The 'SaaSpocalypse' Is Here: Anthropic's Legal AI Just Vaporized $285 Billion

Stock market chart showing massive selloff in software sector

I woke up Tuesday to my portfolio bleeding. Not because of bad earnings or geopolitical chaos—but because Anthropic released a folder of prompts.

Let that sink in. A collection of workflow configurations for Claude just erased $285 billion from software, legal tech, and financial services stocks in a single trading session. Thomson Reuters down 15%. LexisNexis parent RELX down 14%. LegalZoom hammered nearly 20%.

Analysts are calling it the 'SaaSpocalypse.' I'm calling it a wake-up call that most of the software industry still isn't ready for.

What Actually Happened

Last Friday, Anthropic quietly dropped 11 open-source plugins for Claude Cowork—their agentic AI assistant designed for non-technical professionals. One of those plugins targets legal workflows: contract review, NDA triage, compliance checks, legal briefings.

Here's what's wild: there's no proprietary legal model here. No special reasoning engine trained on case law. It's just Claude being Claude, with structured instructions on how to approach legal work.

And yet that was enough to trigger what Jefferies called 'get-me-out style selling' across the entire software sector.

Why This Is Different

The narrative around AI and software has fundamentally shifted. For years, the story was simple: AI helps software companies. Salesforce uses AI. Adobe uses AI. Everyone's adding AI features and investors love it.

But something changed. The market suddenly realized that AI doesn't just enhance software—it can replace it.

Think about it. Thomson Reuters literally runs their CoCounsel product on OpenAI. They're a customer of the AI providers. But when Anthropic starts publishing ready-made vertical solutions, the platform becomes the competitor. Why pay for CoCounsel when Claude can do the same thing out of the box?

This is the unbundling of SaaS, and it's happening faster than anyone predicted.

The Contrarian Take

Not everyone thinks the panic is justified. Jensen Huang called the selloff 'the most illogical thing in the world,' arguing that AI will use existing software tools, not replace them. 'Would you use a screwdriver or invent a new screwdriver?' he asked.

Sundar Pichai echoed the sentiment, suggesting companies 'seizing the moment' with AI would find opportunity, not obsolescence.

They're not entirely wrong. Enterprise software is sticky. Contracts are long. Switching costs are real. And most companies aren't going to rip out Salesforce because Claude can draft emails.

But here's my concern: they're thinking about today's AI. What happens when these agentic systems can actually manage the entire workflow—not just assist with it? What happens when a startup can spin up an AI-native legal department in a weekend?

The Real Signal

The most important data point buried in this chaos: enterprises now account for 80% of Anthropic's business. OpenAI is reportedly losing ground in the corporate market.

That's a massive shift. For years, OpenAI was the default choice for enterprises dipping their toes into AI. Now, Anthropic is winning those deals—and apparently, winning them by going vertical.

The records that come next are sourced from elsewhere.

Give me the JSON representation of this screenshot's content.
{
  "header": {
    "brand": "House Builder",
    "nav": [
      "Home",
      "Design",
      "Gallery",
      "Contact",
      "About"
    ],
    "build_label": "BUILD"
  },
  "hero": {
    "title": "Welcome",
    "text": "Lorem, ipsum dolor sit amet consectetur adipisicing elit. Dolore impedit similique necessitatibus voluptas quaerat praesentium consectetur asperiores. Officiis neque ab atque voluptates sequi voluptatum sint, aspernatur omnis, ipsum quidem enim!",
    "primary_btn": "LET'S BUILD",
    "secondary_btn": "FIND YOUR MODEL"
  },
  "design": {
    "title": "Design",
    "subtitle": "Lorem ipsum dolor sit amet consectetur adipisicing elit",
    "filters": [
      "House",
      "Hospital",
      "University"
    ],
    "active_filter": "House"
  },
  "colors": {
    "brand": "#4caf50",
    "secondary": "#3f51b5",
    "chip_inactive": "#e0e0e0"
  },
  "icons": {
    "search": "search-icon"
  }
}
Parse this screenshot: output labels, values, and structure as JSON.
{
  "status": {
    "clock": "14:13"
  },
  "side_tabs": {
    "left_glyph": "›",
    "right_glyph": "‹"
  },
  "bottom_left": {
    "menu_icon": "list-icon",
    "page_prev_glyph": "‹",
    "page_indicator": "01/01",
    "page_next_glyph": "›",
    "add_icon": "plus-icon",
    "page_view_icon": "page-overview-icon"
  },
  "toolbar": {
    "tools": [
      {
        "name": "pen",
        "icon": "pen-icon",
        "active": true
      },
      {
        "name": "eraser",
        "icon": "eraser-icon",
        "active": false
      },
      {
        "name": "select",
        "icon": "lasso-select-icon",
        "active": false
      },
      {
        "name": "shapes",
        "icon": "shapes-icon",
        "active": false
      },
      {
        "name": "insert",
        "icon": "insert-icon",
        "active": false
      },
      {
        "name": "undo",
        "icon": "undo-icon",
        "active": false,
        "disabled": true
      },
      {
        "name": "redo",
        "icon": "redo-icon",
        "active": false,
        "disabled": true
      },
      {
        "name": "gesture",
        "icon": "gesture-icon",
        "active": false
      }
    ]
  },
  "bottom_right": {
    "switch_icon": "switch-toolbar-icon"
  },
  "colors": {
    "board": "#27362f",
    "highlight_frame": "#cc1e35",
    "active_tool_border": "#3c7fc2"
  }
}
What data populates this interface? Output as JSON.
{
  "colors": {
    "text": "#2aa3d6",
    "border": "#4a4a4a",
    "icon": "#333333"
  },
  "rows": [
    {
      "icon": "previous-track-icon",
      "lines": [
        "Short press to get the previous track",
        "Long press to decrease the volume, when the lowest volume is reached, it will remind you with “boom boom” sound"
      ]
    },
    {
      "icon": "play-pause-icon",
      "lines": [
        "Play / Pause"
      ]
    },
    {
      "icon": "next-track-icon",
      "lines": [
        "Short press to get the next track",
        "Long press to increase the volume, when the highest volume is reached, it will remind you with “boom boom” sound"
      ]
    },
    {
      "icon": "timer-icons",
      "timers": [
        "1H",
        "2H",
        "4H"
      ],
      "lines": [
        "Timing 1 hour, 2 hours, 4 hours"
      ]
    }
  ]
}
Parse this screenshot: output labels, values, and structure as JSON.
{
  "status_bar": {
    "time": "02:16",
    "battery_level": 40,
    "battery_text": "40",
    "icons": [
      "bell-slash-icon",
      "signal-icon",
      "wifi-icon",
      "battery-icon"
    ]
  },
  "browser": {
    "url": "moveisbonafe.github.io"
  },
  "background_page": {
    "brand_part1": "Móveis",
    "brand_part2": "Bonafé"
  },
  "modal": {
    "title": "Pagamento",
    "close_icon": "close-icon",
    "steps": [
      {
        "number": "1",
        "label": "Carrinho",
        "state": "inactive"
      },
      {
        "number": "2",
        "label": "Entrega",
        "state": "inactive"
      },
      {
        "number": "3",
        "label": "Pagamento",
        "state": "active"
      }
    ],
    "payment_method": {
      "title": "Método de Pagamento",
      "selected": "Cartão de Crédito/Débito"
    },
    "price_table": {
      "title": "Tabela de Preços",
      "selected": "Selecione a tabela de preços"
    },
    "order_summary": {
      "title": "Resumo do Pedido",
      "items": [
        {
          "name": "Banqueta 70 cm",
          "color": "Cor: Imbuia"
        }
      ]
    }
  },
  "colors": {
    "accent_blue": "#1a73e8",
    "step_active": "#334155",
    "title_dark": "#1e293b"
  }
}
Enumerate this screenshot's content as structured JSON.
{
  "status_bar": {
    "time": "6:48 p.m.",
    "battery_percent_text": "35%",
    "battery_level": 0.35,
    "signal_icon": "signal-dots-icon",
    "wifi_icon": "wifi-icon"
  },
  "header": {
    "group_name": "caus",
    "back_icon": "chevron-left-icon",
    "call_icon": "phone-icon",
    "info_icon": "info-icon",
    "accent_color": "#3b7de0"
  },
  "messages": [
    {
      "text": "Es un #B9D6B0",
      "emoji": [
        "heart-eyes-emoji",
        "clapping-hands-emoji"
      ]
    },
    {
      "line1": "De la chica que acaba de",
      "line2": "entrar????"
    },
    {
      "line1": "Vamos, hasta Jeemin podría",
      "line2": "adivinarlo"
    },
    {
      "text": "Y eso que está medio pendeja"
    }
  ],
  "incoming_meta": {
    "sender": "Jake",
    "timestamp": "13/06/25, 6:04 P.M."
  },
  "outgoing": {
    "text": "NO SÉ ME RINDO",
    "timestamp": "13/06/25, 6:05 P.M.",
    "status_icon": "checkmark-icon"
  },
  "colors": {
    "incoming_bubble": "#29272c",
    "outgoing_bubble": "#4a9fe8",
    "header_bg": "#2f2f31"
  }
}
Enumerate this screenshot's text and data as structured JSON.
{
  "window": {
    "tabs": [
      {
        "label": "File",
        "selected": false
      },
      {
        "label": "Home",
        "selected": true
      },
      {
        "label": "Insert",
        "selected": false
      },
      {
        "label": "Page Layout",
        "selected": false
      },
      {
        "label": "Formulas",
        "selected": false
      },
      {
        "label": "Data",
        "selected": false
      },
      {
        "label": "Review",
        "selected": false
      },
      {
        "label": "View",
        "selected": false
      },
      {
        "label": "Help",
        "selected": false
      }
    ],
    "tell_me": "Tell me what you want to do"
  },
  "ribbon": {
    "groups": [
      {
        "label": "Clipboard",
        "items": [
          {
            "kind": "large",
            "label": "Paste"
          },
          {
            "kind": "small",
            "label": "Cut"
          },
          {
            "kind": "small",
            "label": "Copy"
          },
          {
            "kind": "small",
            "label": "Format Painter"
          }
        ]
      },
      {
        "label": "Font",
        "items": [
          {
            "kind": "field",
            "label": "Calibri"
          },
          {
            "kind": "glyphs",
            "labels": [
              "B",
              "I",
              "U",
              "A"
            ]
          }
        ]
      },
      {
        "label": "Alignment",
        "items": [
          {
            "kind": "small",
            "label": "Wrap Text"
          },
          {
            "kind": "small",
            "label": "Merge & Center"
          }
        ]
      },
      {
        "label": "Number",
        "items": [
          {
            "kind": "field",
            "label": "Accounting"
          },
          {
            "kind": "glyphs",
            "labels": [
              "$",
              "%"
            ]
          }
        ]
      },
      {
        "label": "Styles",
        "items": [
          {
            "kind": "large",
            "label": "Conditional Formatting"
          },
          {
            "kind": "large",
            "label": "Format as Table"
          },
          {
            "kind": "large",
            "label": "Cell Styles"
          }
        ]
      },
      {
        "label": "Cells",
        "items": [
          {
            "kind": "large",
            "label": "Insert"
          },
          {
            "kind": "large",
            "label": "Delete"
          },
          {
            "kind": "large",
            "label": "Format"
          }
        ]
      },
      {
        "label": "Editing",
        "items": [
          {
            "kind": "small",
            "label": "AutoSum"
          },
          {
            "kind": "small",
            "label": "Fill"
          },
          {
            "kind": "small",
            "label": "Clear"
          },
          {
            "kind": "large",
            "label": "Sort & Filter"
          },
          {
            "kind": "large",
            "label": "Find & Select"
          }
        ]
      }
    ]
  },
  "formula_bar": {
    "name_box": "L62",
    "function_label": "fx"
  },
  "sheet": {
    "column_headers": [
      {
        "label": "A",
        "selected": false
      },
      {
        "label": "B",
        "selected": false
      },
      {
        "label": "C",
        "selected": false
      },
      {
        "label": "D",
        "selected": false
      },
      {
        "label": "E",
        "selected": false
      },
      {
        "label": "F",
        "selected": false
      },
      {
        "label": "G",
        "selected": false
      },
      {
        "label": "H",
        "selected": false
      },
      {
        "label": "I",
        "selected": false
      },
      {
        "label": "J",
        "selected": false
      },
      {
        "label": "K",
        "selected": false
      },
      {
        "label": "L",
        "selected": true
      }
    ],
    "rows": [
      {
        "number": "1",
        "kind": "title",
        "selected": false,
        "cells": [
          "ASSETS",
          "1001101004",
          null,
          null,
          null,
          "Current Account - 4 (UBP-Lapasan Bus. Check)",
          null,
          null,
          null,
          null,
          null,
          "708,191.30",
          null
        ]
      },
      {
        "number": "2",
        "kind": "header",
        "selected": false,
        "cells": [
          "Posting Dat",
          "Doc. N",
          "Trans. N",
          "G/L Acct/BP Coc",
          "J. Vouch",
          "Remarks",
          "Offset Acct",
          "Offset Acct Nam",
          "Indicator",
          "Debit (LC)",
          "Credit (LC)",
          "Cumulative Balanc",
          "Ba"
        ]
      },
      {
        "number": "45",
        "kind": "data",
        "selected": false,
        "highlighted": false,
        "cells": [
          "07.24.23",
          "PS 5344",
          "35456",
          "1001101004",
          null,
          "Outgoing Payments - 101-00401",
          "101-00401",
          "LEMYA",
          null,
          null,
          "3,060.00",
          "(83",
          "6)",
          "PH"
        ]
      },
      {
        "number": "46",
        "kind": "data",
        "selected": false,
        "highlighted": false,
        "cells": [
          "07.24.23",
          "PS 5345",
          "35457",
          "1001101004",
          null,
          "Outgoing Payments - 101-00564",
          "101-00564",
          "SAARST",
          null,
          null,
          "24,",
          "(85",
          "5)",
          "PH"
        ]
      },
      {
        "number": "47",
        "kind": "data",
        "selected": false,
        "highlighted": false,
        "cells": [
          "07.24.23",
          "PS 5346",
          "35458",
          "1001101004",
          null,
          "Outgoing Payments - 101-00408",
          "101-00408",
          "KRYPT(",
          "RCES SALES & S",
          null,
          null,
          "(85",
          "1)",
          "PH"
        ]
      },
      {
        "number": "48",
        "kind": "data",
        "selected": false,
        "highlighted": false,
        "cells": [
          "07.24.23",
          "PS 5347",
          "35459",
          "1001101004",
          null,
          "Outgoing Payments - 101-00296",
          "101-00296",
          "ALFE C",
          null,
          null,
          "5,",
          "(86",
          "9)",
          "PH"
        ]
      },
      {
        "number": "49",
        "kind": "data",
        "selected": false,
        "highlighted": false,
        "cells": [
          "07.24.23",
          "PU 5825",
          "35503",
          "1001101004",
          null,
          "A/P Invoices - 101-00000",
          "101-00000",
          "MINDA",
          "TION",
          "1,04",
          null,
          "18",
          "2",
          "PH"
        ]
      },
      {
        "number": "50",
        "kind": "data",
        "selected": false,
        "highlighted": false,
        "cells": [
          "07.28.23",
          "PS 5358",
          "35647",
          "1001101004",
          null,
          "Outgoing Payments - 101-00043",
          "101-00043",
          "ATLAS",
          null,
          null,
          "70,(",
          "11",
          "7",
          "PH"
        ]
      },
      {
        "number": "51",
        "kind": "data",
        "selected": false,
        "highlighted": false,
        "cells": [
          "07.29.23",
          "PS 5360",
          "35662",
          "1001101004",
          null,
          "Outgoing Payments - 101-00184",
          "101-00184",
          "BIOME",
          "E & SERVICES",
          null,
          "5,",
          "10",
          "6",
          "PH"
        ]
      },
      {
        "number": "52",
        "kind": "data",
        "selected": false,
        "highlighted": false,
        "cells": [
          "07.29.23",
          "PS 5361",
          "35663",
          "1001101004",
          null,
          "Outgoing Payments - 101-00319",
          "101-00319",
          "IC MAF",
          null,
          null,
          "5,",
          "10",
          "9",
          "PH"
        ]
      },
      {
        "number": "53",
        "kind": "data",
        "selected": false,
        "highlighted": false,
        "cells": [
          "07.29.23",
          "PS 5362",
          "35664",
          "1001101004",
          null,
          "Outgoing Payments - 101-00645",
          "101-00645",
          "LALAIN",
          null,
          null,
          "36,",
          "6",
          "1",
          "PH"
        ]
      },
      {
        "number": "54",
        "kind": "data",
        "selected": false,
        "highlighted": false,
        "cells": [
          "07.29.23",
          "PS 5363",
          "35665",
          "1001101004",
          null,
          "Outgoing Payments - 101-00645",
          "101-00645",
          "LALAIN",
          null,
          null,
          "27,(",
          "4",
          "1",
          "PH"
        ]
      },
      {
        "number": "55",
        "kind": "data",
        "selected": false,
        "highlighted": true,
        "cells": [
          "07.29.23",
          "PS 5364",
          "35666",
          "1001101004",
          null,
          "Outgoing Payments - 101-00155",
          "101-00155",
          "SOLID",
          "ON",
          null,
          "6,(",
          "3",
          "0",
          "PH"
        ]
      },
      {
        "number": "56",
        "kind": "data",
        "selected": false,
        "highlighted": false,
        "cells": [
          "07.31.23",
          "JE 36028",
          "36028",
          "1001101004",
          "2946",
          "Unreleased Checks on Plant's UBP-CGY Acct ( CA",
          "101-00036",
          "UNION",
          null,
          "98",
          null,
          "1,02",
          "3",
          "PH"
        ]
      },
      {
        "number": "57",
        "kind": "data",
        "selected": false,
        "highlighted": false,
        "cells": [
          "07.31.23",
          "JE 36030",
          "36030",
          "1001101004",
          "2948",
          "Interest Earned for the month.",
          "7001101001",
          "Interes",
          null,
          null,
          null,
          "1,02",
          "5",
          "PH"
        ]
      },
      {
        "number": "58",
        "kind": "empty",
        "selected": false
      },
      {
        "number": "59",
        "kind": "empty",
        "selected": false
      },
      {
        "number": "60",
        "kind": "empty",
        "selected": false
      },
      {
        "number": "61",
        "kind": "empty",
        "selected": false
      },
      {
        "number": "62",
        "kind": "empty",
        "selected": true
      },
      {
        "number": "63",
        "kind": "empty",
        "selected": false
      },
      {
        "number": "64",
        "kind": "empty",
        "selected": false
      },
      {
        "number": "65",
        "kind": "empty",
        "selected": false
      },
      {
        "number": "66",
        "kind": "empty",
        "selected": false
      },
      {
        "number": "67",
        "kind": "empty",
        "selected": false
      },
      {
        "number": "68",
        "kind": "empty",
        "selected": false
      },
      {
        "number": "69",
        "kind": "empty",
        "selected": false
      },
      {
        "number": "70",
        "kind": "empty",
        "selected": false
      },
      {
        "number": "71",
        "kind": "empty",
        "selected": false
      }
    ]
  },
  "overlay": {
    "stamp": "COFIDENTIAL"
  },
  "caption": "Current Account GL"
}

This isn't about a legal plugin. It's about Anthropic signaling that they're not just building models anymore. They're building the applications that will run on those models.

What I'm Watching

DocuSign fell 11%. Salesforce dropped 7%. Adobe slid 7%. ServiceNow declined 7%. The damage spread far beyond legal tech.

The question now is whether this is a one-day panic or the start of a structural repricing of the entire software sector. My gut says we're somewhere in between. The selloff was probably overdone in the short term, but the long-term threat is real.

If you're holding software stocks, this is the moment to honestly assess which companies are building AI moats and which are just adding chatbots to legacy products. Because Anthropic just showed us what happens when an AI company decides to eat your lunch.

The SaaSpocalypse might be overhyped today. But give it 18 months. The companies that dismissed this as noise will be the ones scrambling to explain why their growth disappeared.